Он снял с пояса меч и опустил его рядом с нашим ложем. Потом он сказал:

— Станешь ли ты моей супругой или лишишь меня жизни, — так или иначе, моя судьба будет отмечена тобой.

И он протянул ко мне руки, словно умоляя о пощаде. Я разразилась рыданиями, горькими, неудержимыми.

Я оплакивала его.

Я оплакивала себя.

Я оплакивала наши печальные судьбы, пересекшиеся, как две падучиe звезды, и причинившие боль друг другу.

Мы упали в объятия друг друга.

Я прижалась к нему в поисках убежища и спасения.

Я припала к нему как к источнику своих слез.

Господь свидетель, что никогда еще два существа, столь противоположные во всем, не обнимали друг друга с такой любовью, сознавая, что одному из них суждено стать палачом другого.

Выплакавшись, я предалась его ласкам.
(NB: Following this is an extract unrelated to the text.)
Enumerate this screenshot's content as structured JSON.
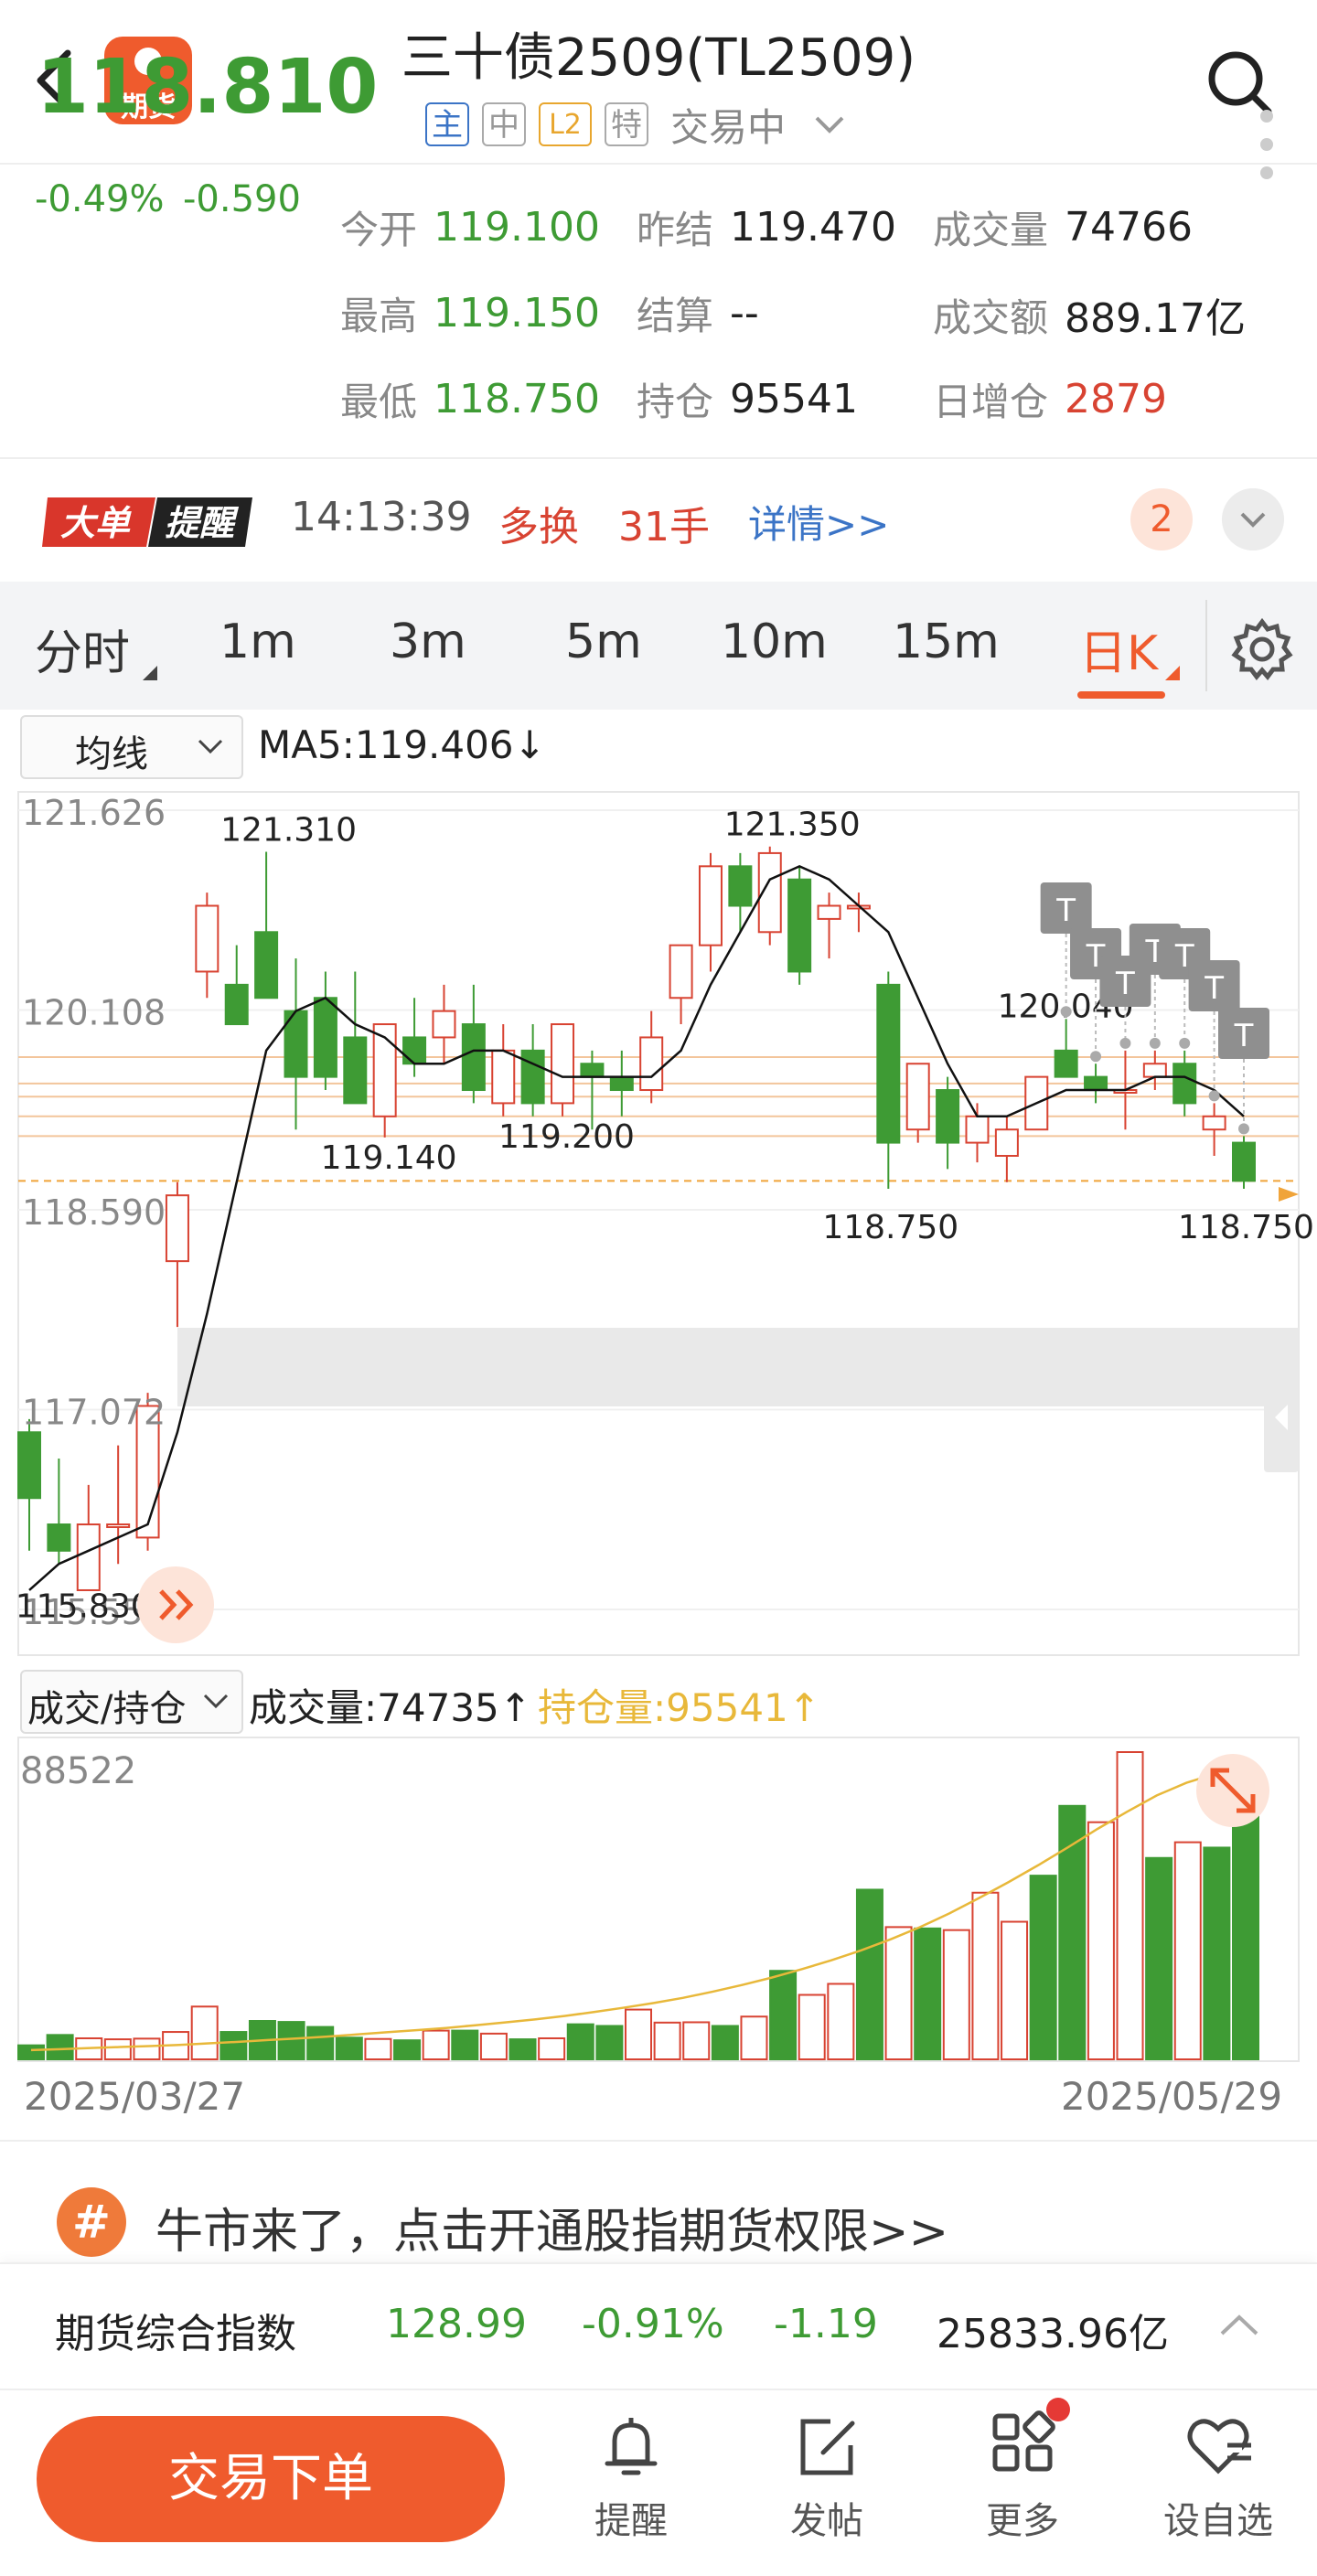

Прикосновения его рук вызывали в моем теле отклик, то успокаивая, то возбуждая его, зовя к прощальной любовной игре.

Я любила его в ту ночь так, как никто никого никогда не любил. Я хотела одарить его на прощание невиданными наслаждениями, смягчить медом любви горечь предстоявшего нам.

О Господи, какая печаль прорывалась в наших прощальных поцелуях, умножая боль и тоску.

Наша повесть близилась к концу, и ясно было только то, что меня ожидает огромная потеря.

Прекрасный полет ввысь превратился в падение с головокружительной высоты.

Время в стремительном беге покидало меня.

И уже больше не оставалось ни минуты для новых отговорок и попыток продлить век нашей любви.

На рассвете он уснул.

Или притворился спящим, чтобы помочь мне совершить задуманное.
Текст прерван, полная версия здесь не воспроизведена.